A: Lee Bank has been wonderful to work with; they've assisted throughout with the Payroll Protection Program and the EIDL loan [Economic Injury Disaster Loan from the Small Business Administration]. They put our commercial business loan to an interest-only loan right now, and my SBA loan has let us off the hook for six months entirely. So, I'm hoping we can pick back up again.
Q: Did the Payroll Protection Program work for you?
A: My personal opinion is that everybody needed quick money, and they've put a lot of restrictions on it, it's very specific. All the people who work for me as employees want to be back at work, but I don't think it's fair to ask an employer to bring people back when there's nothing for them to do.
The Payroll Protection Program is asking us to pay our full staff, whether we need them or not. So, it's a challenging situation to make sure I'm meeting all my requirements as an employer.
Q: Have you been able to plan sufficiently in advance for gradually resuming fitness activities and services?
A: I don't know how business owners are supposed to have a plan in place when they're given no guidelines; we've been trying to follow everything to the letter of the law, and yet with such vague and general statements, we don't have a lot to go on.
We're hanging on a limb, waiting for information [about phase three]. They're really restricting us, but that was to be expected, and I'm just glad to be able to open again.

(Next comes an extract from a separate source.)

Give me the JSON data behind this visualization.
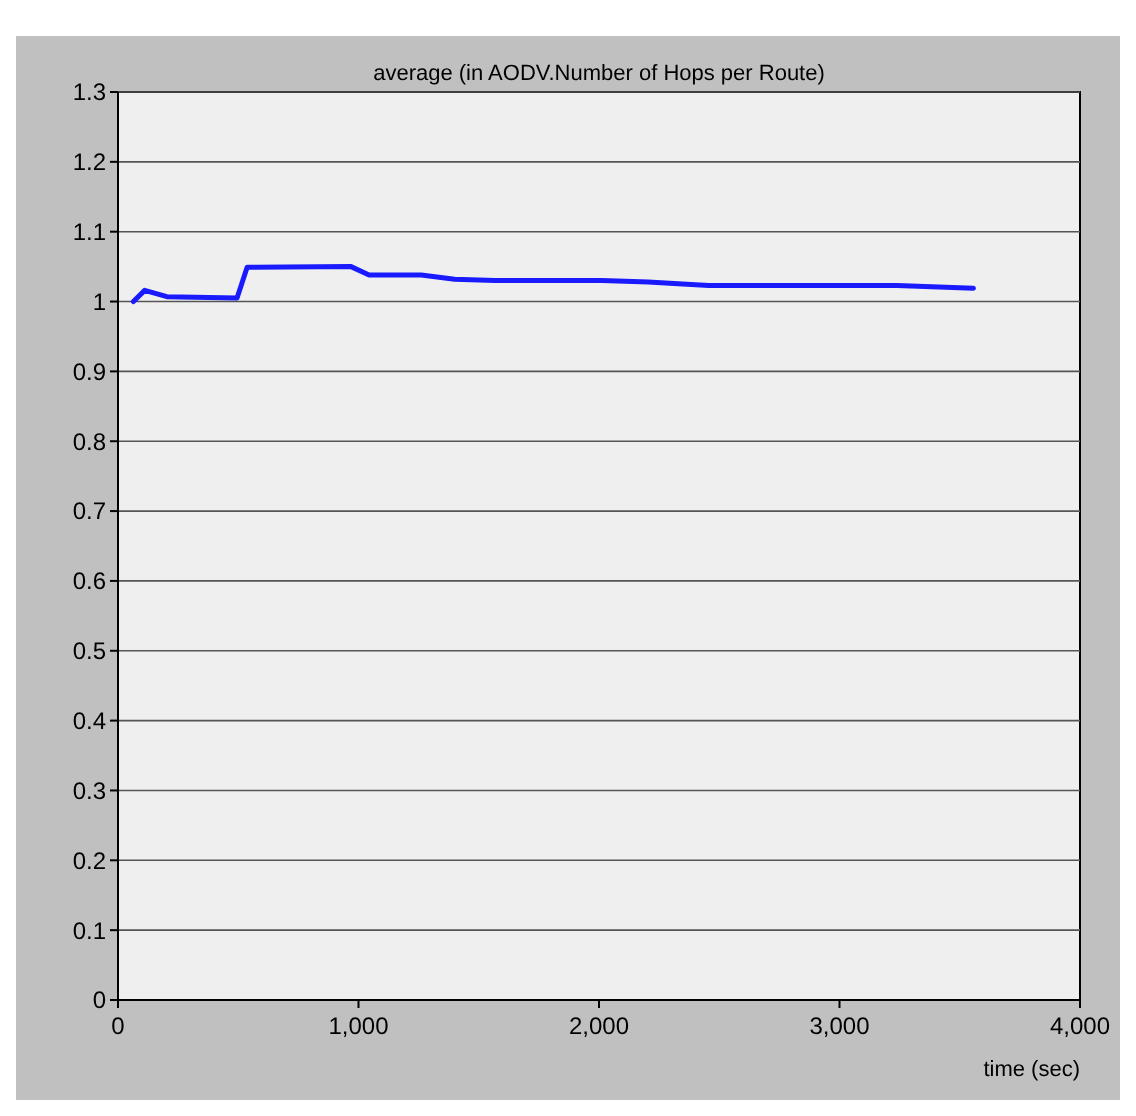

Q: Are you reasonably confident that you'll come through this in solid shape with the strength of your business, able to pick up where you left off with your plans?
A: I'm very hopeful, I really am, I have very strong infrastructure. But, I'm also a realist. If we have to shut down again, I don't know how any of our businesses will survive. If we're able to remain open and gain momentum over the next year, I think we'll be all right, we have such a strong foundation and a great following, a wonderful staff with fitness professionals, and we work as a team.